Bagaimana pun ini adalah perang satu pihak, ia tidak ingin selalu mengandalkan Long Tian, ia ingin membalaskan dendam orang-orangnya dengan tangannya sendiri. Jika ia meminta Long Tian untuk balas dendam, mungkin telah selesai jauh-jauh hari.
"Kultivasi ku saat ini sudah mencapai ranah Kaisar bintang 4. Lalu dilihat dari cara berpakaian orang bertudung tadi, ia paling lama akan tinggal di sini selama seminggu. Melihat dari cara ia menutupi identitasnya, sepertinya ia ingin melakukan sesuatu dengan kota ini." Gumam Ling Feng memikirkan situasi kedepannya.
"Untuk memaksimalkannya aku akan berkultivasi di dunia jiwa untuk menghemat waktu.
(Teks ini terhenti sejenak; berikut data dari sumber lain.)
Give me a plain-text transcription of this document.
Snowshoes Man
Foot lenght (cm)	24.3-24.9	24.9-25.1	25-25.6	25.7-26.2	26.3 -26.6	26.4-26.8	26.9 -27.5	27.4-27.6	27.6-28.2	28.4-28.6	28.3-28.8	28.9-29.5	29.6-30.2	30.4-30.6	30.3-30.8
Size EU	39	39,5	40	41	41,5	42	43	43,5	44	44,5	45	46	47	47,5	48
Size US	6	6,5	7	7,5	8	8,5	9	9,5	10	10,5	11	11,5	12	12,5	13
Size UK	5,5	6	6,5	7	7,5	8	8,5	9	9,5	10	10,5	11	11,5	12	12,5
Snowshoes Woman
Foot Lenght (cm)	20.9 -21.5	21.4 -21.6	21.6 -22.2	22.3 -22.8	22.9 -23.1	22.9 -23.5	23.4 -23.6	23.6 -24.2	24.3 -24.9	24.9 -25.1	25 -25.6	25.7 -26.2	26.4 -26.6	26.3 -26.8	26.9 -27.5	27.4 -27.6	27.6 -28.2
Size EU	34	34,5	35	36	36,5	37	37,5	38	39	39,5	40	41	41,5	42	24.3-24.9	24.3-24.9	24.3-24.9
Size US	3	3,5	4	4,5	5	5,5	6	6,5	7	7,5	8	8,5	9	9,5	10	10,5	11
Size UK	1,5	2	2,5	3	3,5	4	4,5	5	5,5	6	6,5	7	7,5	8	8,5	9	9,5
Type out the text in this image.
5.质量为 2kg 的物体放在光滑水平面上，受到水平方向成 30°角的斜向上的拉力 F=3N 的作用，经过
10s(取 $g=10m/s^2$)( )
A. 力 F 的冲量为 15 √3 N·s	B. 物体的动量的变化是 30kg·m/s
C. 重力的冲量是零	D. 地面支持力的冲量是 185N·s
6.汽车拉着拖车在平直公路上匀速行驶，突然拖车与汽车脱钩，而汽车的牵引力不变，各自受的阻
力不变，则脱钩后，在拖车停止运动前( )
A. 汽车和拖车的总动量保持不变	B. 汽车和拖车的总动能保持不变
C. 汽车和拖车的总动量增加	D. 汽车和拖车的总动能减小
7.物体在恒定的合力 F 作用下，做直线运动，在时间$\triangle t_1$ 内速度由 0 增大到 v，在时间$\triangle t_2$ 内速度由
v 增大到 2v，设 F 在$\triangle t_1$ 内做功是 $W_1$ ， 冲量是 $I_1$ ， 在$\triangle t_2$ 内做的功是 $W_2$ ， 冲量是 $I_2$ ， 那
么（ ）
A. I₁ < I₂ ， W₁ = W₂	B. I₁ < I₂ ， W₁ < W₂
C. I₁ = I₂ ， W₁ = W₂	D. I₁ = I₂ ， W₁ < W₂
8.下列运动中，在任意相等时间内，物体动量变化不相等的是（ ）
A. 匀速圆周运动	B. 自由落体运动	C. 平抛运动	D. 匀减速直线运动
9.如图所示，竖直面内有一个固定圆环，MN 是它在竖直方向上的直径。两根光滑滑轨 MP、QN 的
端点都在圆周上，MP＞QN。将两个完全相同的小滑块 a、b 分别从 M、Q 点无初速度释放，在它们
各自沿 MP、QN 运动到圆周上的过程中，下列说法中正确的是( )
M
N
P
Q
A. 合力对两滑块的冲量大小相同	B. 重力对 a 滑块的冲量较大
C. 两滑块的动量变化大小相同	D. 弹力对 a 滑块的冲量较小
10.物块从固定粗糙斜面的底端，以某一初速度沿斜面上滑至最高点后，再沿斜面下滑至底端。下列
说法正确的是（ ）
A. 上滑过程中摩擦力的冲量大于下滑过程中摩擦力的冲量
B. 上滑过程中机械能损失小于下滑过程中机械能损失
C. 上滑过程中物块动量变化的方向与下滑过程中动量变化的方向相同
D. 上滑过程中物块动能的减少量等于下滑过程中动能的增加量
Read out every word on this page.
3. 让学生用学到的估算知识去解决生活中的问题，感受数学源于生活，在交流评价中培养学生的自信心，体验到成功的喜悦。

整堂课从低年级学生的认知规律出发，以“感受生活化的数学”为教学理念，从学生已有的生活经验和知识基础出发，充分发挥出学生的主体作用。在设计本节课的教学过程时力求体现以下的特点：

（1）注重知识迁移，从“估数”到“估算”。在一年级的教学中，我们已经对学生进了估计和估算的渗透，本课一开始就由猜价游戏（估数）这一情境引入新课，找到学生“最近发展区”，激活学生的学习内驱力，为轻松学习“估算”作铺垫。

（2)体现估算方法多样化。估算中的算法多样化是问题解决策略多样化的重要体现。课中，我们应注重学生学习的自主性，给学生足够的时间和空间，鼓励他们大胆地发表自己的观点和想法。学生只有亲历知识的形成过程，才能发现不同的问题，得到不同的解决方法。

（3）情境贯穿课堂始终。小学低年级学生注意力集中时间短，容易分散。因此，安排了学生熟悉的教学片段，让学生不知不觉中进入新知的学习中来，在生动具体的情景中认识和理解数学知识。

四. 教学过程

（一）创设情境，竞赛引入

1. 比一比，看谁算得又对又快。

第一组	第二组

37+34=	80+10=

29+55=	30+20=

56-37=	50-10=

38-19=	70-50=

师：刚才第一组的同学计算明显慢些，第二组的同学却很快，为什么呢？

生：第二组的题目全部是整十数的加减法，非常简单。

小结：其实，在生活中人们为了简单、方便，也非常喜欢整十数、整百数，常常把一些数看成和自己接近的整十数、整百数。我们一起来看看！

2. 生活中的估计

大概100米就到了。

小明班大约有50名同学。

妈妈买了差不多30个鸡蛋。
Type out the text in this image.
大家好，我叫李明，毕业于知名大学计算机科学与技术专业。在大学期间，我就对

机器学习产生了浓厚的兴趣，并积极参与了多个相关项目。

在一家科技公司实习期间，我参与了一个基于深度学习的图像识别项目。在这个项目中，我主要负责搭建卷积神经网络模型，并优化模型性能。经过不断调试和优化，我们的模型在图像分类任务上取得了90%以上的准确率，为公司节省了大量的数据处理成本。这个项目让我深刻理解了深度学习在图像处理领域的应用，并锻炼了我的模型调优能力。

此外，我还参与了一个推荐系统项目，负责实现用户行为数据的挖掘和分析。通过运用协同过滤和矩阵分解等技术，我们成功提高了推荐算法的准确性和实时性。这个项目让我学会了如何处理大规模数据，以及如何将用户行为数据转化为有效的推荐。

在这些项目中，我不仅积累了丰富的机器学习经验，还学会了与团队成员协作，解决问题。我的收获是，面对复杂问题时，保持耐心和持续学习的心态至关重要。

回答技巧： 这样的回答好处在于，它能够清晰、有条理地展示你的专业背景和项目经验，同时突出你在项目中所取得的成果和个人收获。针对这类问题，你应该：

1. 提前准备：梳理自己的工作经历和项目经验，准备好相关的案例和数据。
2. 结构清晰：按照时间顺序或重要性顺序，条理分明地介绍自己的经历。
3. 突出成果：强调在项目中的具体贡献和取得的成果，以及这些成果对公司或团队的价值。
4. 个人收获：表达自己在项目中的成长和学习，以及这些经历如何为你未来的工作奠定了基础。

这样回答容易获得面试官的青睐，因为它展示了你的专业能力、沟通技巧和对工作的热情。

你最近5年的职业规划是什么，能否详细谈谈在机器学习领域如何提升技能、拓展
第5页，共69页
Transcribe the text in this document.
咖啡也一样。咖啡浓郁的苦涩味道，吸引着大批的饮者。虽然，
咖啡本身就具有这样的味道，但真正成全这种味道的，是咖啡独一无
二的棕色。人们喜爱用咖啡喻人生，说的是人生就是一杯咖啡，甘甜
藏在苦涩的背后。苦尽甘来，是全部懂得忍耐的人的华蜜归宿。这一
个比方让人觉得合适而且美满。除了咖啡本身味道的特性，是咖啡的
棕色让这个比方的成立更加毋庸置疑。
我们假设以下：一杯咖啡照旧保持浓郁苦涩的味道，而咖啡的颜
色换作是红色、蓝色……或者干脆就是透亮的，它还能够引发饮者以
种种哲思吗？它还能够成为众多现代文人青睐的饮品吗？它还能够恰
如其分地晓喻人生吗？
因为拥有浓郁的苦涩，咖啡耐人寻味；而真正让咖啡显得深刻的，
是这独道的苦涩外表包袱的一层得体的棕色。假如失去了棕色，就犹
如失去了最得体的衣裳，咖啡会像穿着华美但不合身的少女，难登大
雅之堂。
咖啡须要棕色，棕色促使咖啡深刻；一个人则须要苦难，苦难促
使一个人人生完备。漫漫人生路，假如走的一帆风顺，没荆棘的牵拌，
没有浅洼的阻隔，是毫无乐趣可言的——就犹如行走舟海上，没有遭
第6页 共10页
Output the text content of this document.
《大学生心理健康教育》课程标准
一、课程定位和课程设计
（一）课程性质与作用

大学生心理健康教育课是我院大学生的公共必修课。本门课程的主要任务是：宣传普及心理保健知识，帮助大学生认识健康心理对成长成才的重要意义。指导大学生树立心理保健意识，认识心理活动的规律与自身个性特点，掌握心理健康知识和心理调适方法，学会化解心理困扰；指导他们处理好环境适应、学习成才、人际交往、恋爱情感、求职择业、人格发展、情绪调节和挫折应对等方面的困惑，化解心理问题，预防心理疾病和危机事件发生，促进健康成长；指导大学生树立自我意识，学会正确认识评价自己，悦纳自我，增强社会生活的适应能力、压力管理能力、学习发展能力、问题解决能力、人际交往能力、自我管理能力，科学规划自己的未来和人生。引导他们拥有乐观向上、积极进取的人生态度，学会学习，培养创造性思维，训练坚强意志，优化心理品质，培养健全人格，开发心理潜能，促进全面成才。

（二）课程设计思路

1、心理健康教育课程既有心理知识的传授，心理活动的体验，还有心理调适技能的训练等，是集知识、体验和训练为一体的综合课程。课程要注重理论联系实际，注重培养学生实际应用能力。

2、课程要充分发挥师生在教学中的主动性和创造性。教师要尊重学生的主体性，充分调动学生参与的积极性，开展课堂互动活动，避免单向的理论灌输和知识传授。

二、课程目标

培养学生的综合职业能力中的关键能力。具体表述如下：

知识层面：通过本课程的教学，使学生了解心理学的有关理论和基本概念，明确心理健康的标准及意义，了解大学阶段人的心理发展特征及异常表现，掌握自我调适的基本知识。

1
Bagaimana pun mempunyai dantian elemen lebih lama dibandingkan dengan dantian biasa." Katanya lagi lalu menatap langit dengan sendu.
"Ayah, Ibu kalian tenang saja aku tidak akan membiarkan lagi orang-orang mengalami hal yang sama seperti kalian. Aku memusnahkan sekte biadab itu tidak lama lagi." Ucapnya sendu menatap langit.
Setelah cukup lama menatap langit, ia langsung bergerak kembali menuju arah penginapan, Ling Feng dalam perjalanannya ia sempat mengirim pesan suara kepada seseorang. Setelah selesai ia langsung bergegas kembali ke penginapan dan memulai persiapannya.